08. 12.Eylül.2010 tarihinde, diğer partilerin siyaset bilmemesi, gerçek durumu okuyamaması neticesinde, kendileri için teşvik ettikleri sadet sebebi ile AKP durup dururken, halktan güven oyu da almış oldu. AKP sevilir ya da sevilmez. AKP ya da hükümetten bazı fertler, sevilirler ya da sevilmezler. Sevmeyen önümüzdeki seçimde AKP’ye oy vermez. AKP de yanlış yaparsa; herkes gibi O da gider. Bu konular benim tavrımdaki bir insanı, asla ilgilendirmez. Beni sadece Dünya’da ve ülkemde yapılan ve alınan neticeler ilgilendirir. Ve ben ancak bu şartlara mebni, karar ya da oy veririm. Hiçbir partiye kul olamam. Sayın olan seçmen olarak benimdir. Her seçilen de, bana hizmet etmekle yükümlü vekilimdir.
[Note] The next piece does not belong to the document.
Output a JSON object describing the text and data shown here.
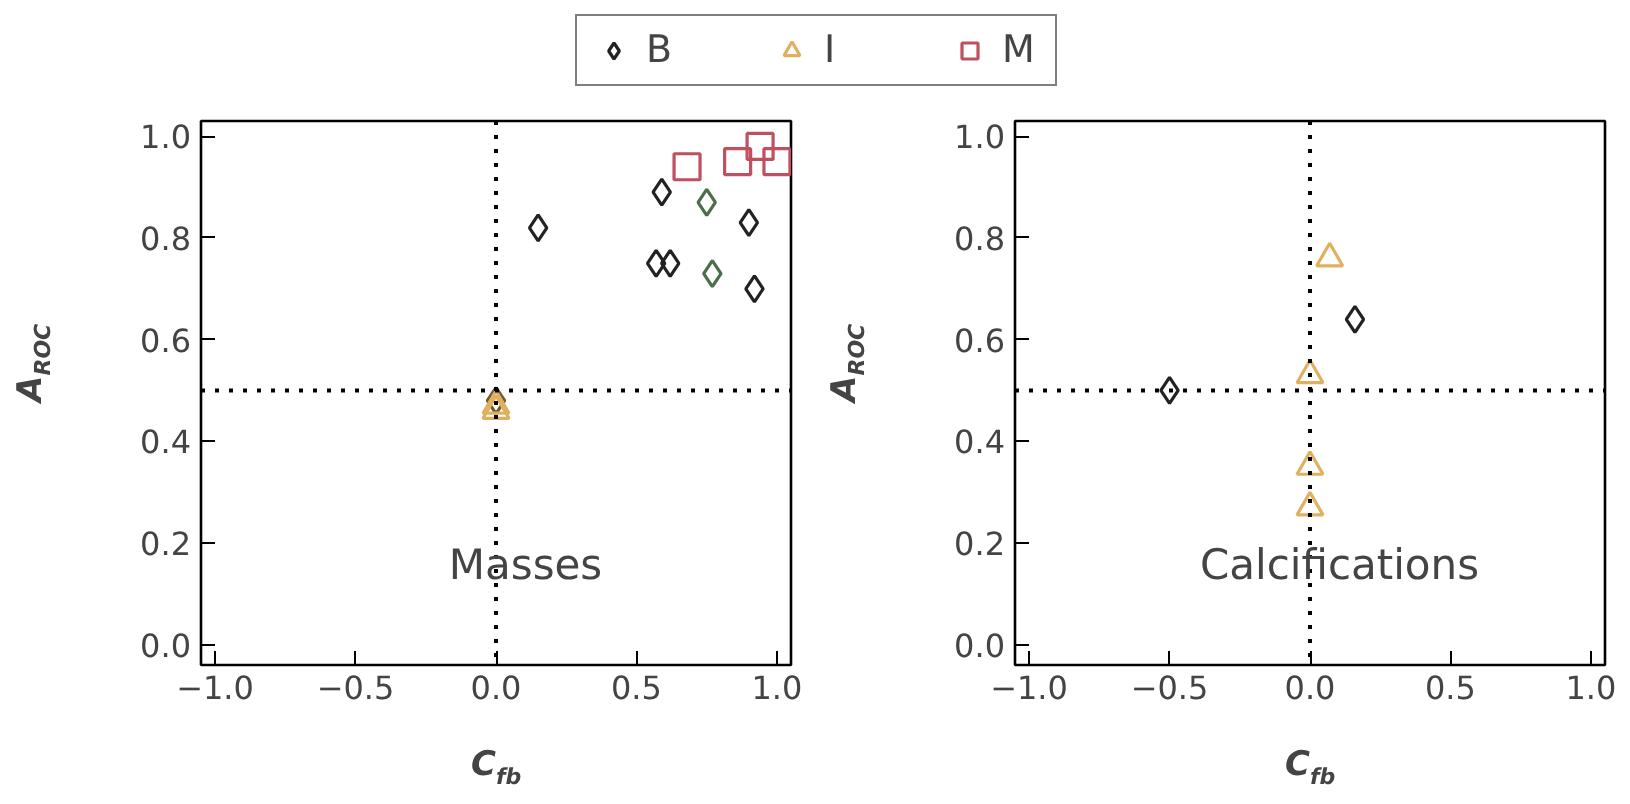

Ben sayınsam o sayın olabilir ya da olamaz. Tavsiyem Sizler de böyle düşünüp böyle yapın. Takım tutun ama asla parti tutmayın. İnsan gol yiyicince topa, takıma, teknik adamlara, suç bulabiliyor da; seçtiği siyasilerden kazık yiyince, kendine kendisinden başka muhatap bulamıyor.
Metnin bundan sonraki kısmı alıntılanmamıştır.